Entre os principais pontos do projeto estão a integração total entre interior e exterior — reforçada pelos amplos planos de vidro — e a preservação de elementos originais, como a escada em madeira e o jogo de pavimentos em desnível. A sala de estar, ampla e aberta para o jardim e piscina, é o coração da casa. Ali convivem o sofá LC3 de Le Corbusier, as cadeiras BRNO de Mies van der Rohe, a poltrona Tonico de Sérgio Rodrigues e o banco Blackpower dos Irmãos Campana. O tapete Cavalcanti (Cité + Avanti) e a mesa Gesto (Cité + LZ Studio) reforçam o caráter autoral do ambiente. Nas estantes, coleções afetivas revelam o olhar atento do arquiteto para a cultura material brasileira.

A sala de jantar é marcada por uma pintura sobre craft assinada por Luiz Eduardo Rayol, que funciona como pano de fundo para encontros e jantares. Na cozinha, dois elementos históricos foram preservados: os azulejos Brennand originais e a pia em azulejaria portuguesa, proveniente do mesmo convento baiano de onde veio a porta principal da casa — uma peça entalhada em madeira que recebe quem chega com imponência e poesia.

Os quatro quartos revelam universos distintos. O de Luiz Eduardo acolhe obras autorais e estudos de composição; o de Mariana privilegia materiais naturais, como juta, palha e bordados manuais; o de Celso funciona também como escritório e closet, onde convivem uma mesa de cabeceira manuelina, uma cadeira modernista, peças da Ilha do Ferro e obras de artistas como Ari Kaye e André Nazareth. Nas casas de banho, as louças originais foram preservadas, reforçando o vínculo com a história da casa.

A iluminação, redesenhada para valorizar a arte e o mobiliário, aposta em lâmpadas de temperatura quente e luminárias direcionáveis. Mas, apesar da existência de um projeto técnico, Rayol admite preferir o uso de luminárias decorativas, pela ambiência que criam.

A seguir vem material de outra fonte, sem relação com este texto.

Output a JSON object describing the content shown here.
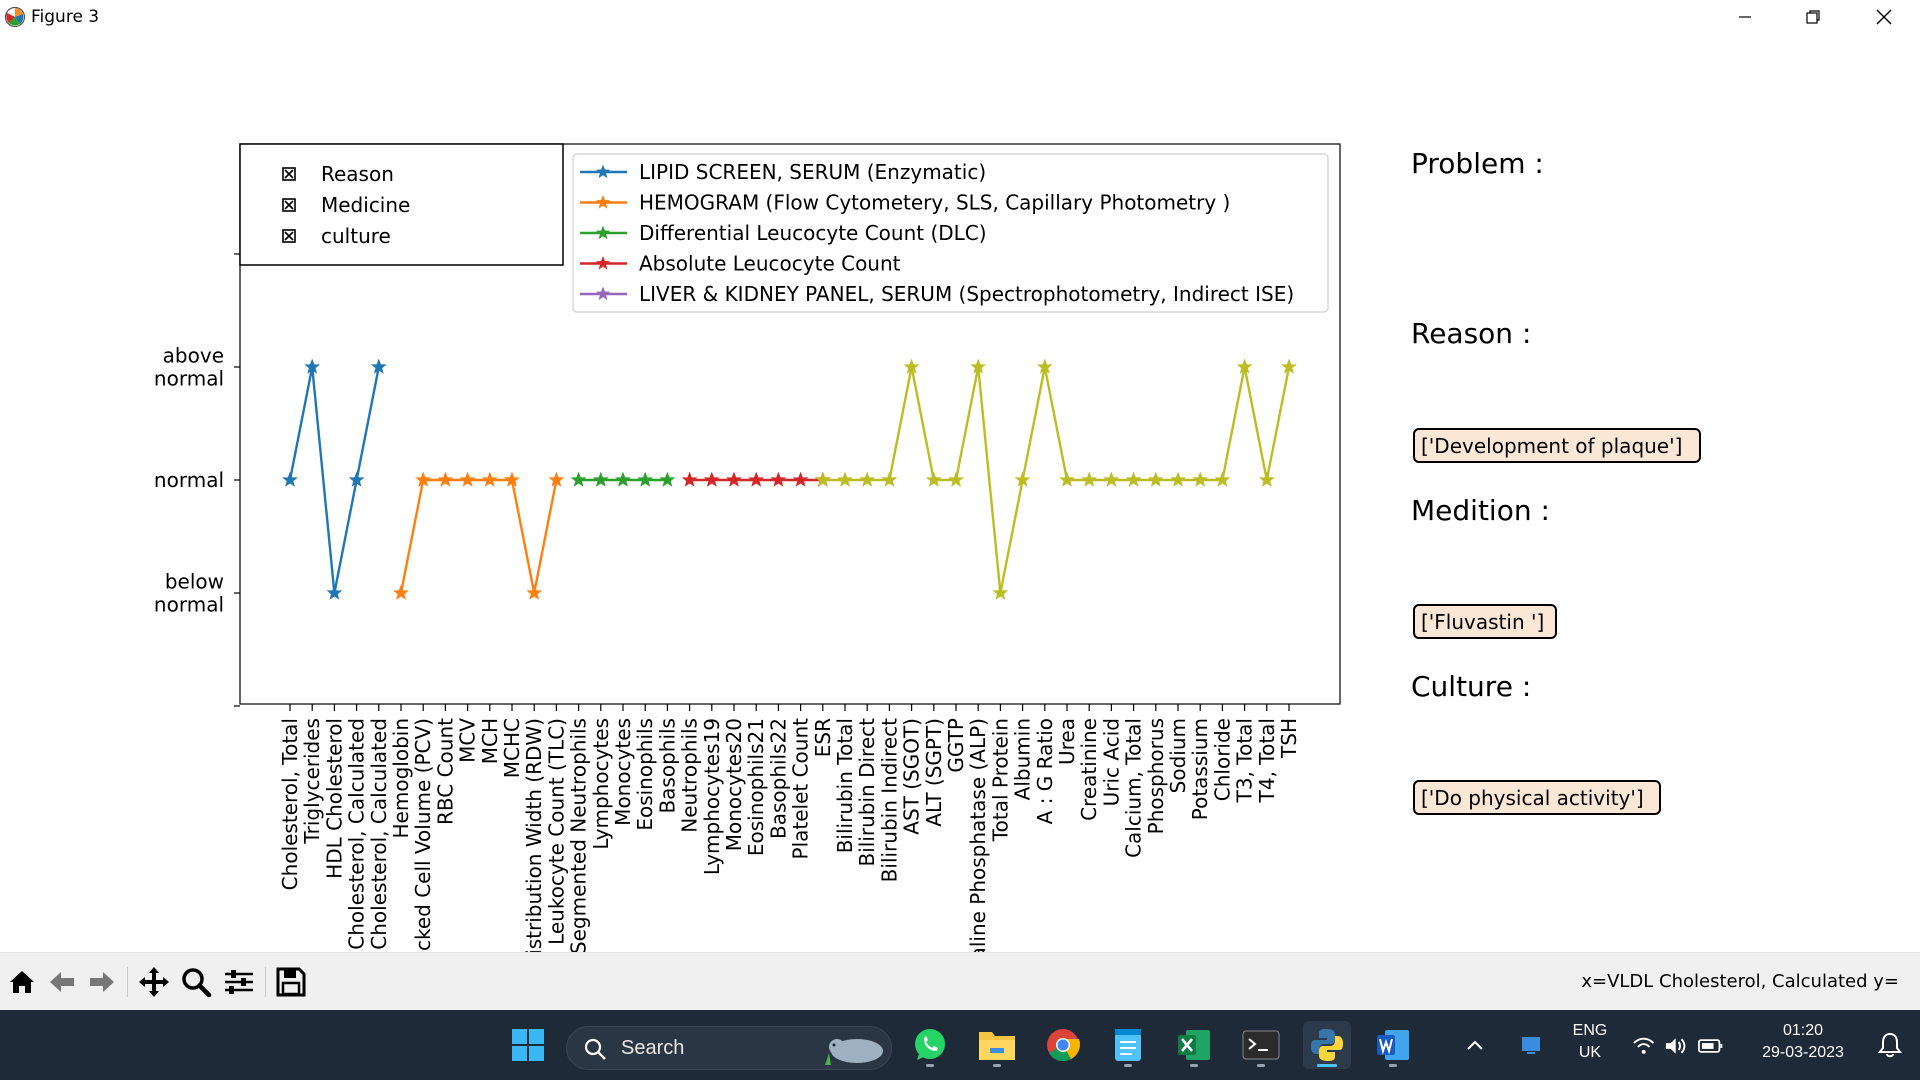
{
  "window": {
    "title": "Figure 3"
  },
  "chart_data": {
    "type": "line",
    "ylim": [
      -2,
      2
    ],
    "y_ticks": [
      {
        "value": -1,
        "label": "below\nnormal"
      },
      {
        "value": 0,
        "label": "normal"
      },
      {
        "value": 1,
        "label": "above\nnormal"
      }
    ],
    "categories": [
      "Cholesterol, Total",
      "Triglycerides",
      "HDL Cholesterol",
      "LDL Cholesterol, Calculated",
      "VLDL Cholesterol, Calculated",
      "Hemoglobin",
      "Packed Cell Volume (PCV)",
      "RBC Count",
      "MCV",
      "MCH",
      "MCHC",
      "Red Cell Distribution Width (RDW)",
      "Total Leukocyte Count (TLC)",
      "Segmented Neutrophils",
      "Lymphocytes",
      "Monocytes",
      "Eosinophils",
      "Basophils",
      "Neutrophils",
      "Lymphocytes19",
      "Monocytes20",
      "Eosinophils21",
      "Basophils22",
      "Platelet Count",
      "ESR",
      "Bilirubin Total",
      "Bilirubin Direct",
      "Bilirubin Indirect",
      "AST (SGOT)",
      "ALT (SGPT)",
      "GGTP",
      "Alkaline Phosphatase (ALP)",
      "Total Protein",
      "Albumin",
      "A : G Ratio",
      "Urea",
      "Creatinine",
      "Uric Acid",
      "Calcium, Total",
      "Phosphorus",
      "Sodium",
      "Potassium",
      "Chloride",
      "T3, Total",
      "T4, Total",
      "TSH"
    ],
    "series": [
      {
        "name": "LIPID SCREEN, SERUM (Enzymatic)",
        "color": "#1f77b4",
        "start": 0,
        "values": [
          0,
          1,
          -1,
          0,
          1
        ]
      },
      {
        "name": "HEMOGRAM (Flow Cytometery, SLS, Capillary Photometry )",
        "color": "#ff7f0e",
        "start": 5,
        "values": [
          -1,
          0,
          0,
          0,
          0,
          0,
          -1,
          0
        ]
      },
      {
        "name": "Differential Leucocyte Count (DLC)",
        "color": "#2ca02c",
        "start": 13,
        "values": [
          0,
          0,
          0,
          0,
          0
        ]
      },
      {
        "name": "Absolute Leucocyte Count",
        "color": "#d62728",
        "start": 18,
        "values": [
          0,
          0,
          0,
          0,
          0,
          0,
          0
        ]
      },
      {
        "name": "LIVER & KIDNEY PANEL, SERUM (Spectrophotometry, Indirect ISE)",
        "color": "#9467bd",
        "start": 25,
        "values": []
      },
      {
        "name": "",
        "color": "#bcbd22",
        "start": 24,
        "values": [
          0,
          0,
          0,
          0,
          1,
          0,
          0,
          1,
          -1,
          0,
          1,
          0,
          0,
          0,
          0,
          0,
          0,
          0,
          0,
          1,
          0,
          1
        ]
      }
    ],
    "legend_box": [
      "Reason",
      "Medicine",
      "culture"
    ],
    "legend_placement": "top"
  },
  "side_panel": {
    "problem_label": "Problem :",
    "reason_label": "Reason :",
    "reason_value": "['Development of plaque']",
    "medicine_label": "Medition :",
    "medicine_value": "['Fluvastin ']",
    "culture_label": "Culture :",
    "culture_value": "['Do physical activity']"
  },
  "toolbar": {
    "coord_readout": "x=VLDL Cholesterol, Calculated y="
  },
  "taskbar": {
    "search_label": "Search",
    "lang_line1": "ENG",
    "lang_line2": "UK",
    "time": "01:20",
    "date": "29-03-2023"
  }
}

A casa possui ainda um jardim e piscina integrados aos espaços sociais, com paisagismo de Maíra Duarte.

Embora se trate de uma remodelação, o respeito pelo traço original foi absoluto — não houve intervenções estruturais. As atualizações concentraram-se em acabamentos, pintura, iluminação e pequenas correções de layout. A maior dificuldade? Encontrar o equilíbrio entre o valor afetivo da casa e as exigências contemporâneas, num processo que evoluiu organicamente, à medida que a família ocupava e ressignificava os espaços.

A paleta cromática é quente e natural: madeira, branco, verdes que entram pelas janelas, e pinceladas de vermelho e castanho que emergem das obras de arte. A atmosfera é viva, acolhedora e despreocupada.

No fim, o projeto reflete a filosofia de habitar de Celso Rayol: permitir que a casa amadureça junto com quem vive nela.